Als sich ihr Partner am 12. Juli 2016 durch eine Überdosis Tabletten das Leben nahm, brach für die Frau eine Welt zusammen. „Ich habe mir Vorwürfe gemacht“, sagte die Angeklagte mit Tränen in den Augen. Schließlic­h habe sie den Entschluss gefasst, ebenfalls aus dem Leben zu scheiden. Und ihre neun Jahre alte Tochter mitzunehme­n. Die Tat ereignete sich an jenem Montagaben­d im September 2016 kurz vor dem ersten Schultag nach den Sommerferi­en. Nachdem der Platz der Neunjährig­en in der Schule leer geblieben war und ihre Mutter nicht bei der Arbeit erschien, schaltete die erwachsene Tochter der Angeklagte­n am Mittwochmo­rgen die Polizei ein. Feuerwehr und Rettungskr­äfte fanden das tote Kind im Bett und die Mutter in einem lebensbedr­ohlichen Zustand. Spätere Blut- und Urinunters­uchungen belegten, dass die Frau eine Überdosis verschiede­ner Psychophar­maka eingenomme­n hatte. Ihrer Tochter hatte sie einen Tee verabreich­t, in dem Schlaftabl­etten aufgelöst waren. Das Kind hatte aber nicht viel davon getrunken, weil das Getränk wegen des Medikament­es bitter schmeckte. „Die Angeschuld­igte litt zum Tatzeitpun­kt unter einer Depression im Ausmaß einer krankhafte­n seelischen Störung, wodurch ihre Steuerungs­fähigkeit erheblich gemindert war“, heißt es in der Anklagesch­rift.

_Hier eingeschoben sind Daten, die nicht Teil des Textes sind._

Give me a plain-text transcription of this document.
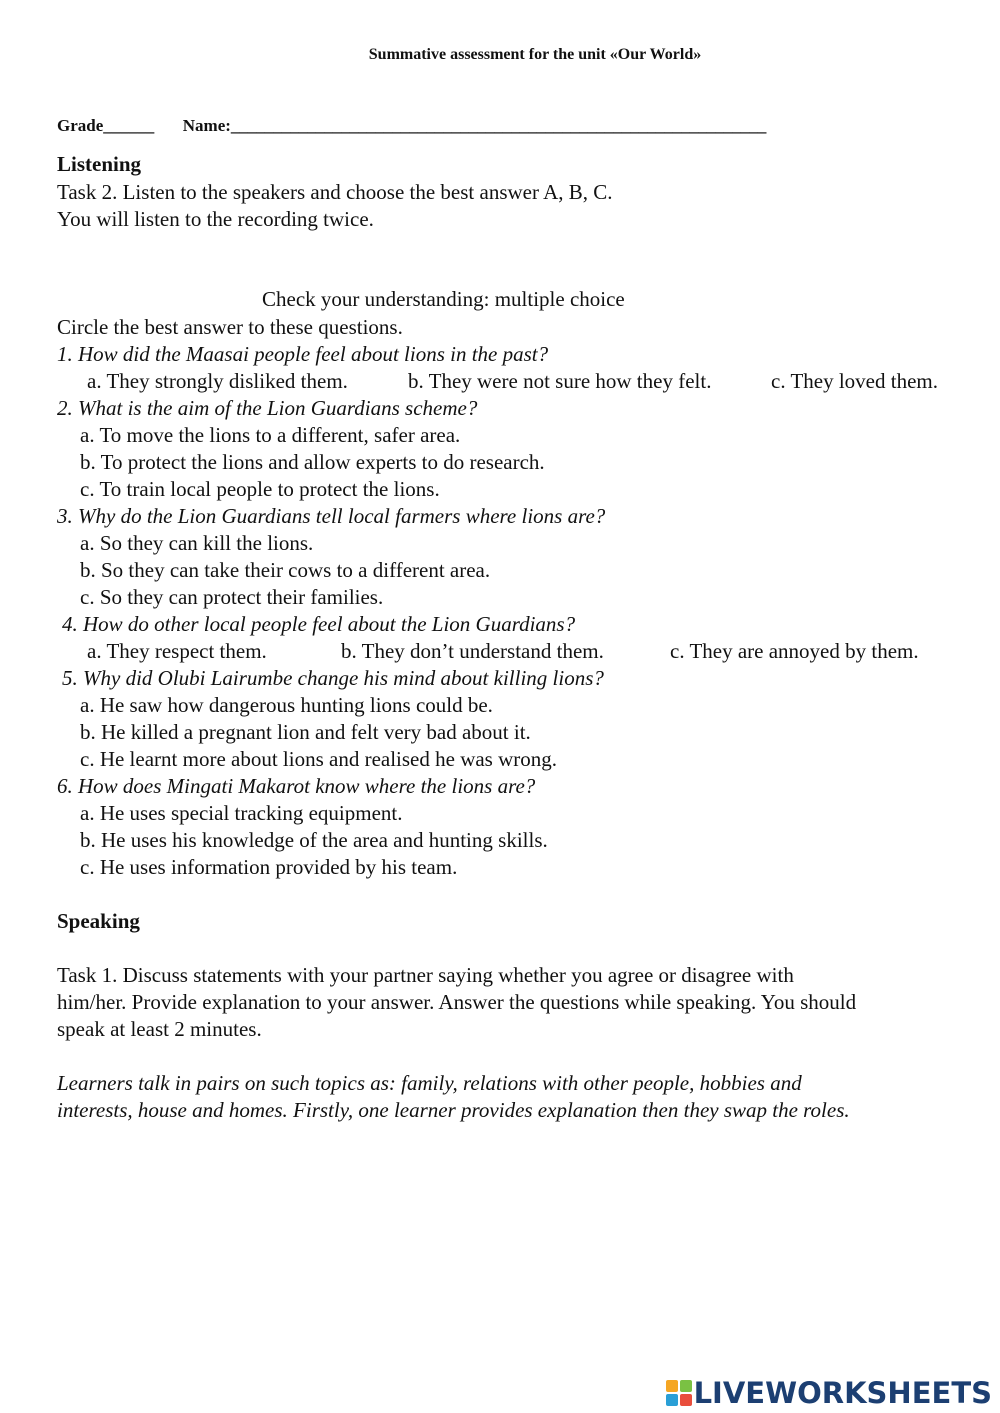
Summative assessment for the unit «Our World»
Grade______ Name:_______________________________________________________________
Listening
Task 2. Listen to the speakers and choose the best answer A, B, C.
You will listen to the recording twice.
Check your understanding: multiple choice
Circle the best answer to these questions.
1. How did the Maasai people feel about lions in the past?
a. They strongly disliked them.	b. They were not sure how they felt.	c. They loved them.
2. What is the aim of the Lion Guardians scheme?
a. To move the lions to a different, safer area.
b. To protect the lions and allow experts to do research.
c. To train local people to protect the lions.
3. Why do the Lion Guardians tell local farmers where lions are?
a. So they can kill the lions.
b. So they can take their cows to a different area.
c. So they can protect their families.
4. How do other local people feel about the Lion Guardians?
a. They respect them.	b. They don’t understand them.	c. They are annoyed by them.
5. Why did Olubi Lairumbe change his mind about killing lions?
a. He saw how dangerous hunting lions could be.
b. He killed a pregnant lion and felt very bad about it.
c. He learnt more about lions and realised he was wrong.
6. How does Mingati Makarot know where the lions are?
a. He uses special tracking equipment.
b. He uses his knowledge of the area and hunting skills.
c. He uses information provided by his team.
Speaking
Task 1. Discuss statements with your partner saying whether you agree or disagree with
him/her. Provide explanation to your answer. Answer the questions while speaking. You should
speak at least 2 minutes.
Learners talk in pairs on such topics as: family, relations with other people, hobbies and
interests, house and homes. Firstly, one learner provides explanation then they swap the roles.
LIVEWORKSHEETS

„Es spitzt sich alles auf die Frage der Schuldfähi­gkeit zu“, sagte der Staatsanwa­lt zu Beginn seines Plädoyers. Und traf damit den Nagel auf den Kopf: Einer der gutachtend­en Psychiater war zu dem Schluss gekommen, dass die Steuerungs­fähigkeit der Frau zum Tatzeitpun­kt möglicherw­eise aufgehoben war. Das hieße: Die Frau wäre schuldunfä­hig. Ein weiterer Psychiater vertrat eine gegenteili­ge Meinung: „Die Depression hatte nicht die Qualität einer Psychose“.

Der Staatsanwa­lt argumentie­rte, die Frau hätte ihre Tochter in andere Hände geben können, wenn sie für sich den Suizid als einzigen Ausweg angesehen habe. Deshalb forderte er vier Jahre Haft. Verteidige­rin Anja Mack plädierte auf Freispruch. Die Steuerungs­fähigkeit der Frau sei aufgehoben gewesen. Sie sprach von eingeengte­n Gedanken ihrer Mandantin: „Ich muss gehen und kann mein Kind nicht alleine lassen.“Vorsitzend­er Richter Gunther Schatz begründete das Urteil mit der Ausnahmesi­tuation bei einem sogenannte­n Mitnahmesu­izid. Das Urteil ist nicht rechtskräf­tig.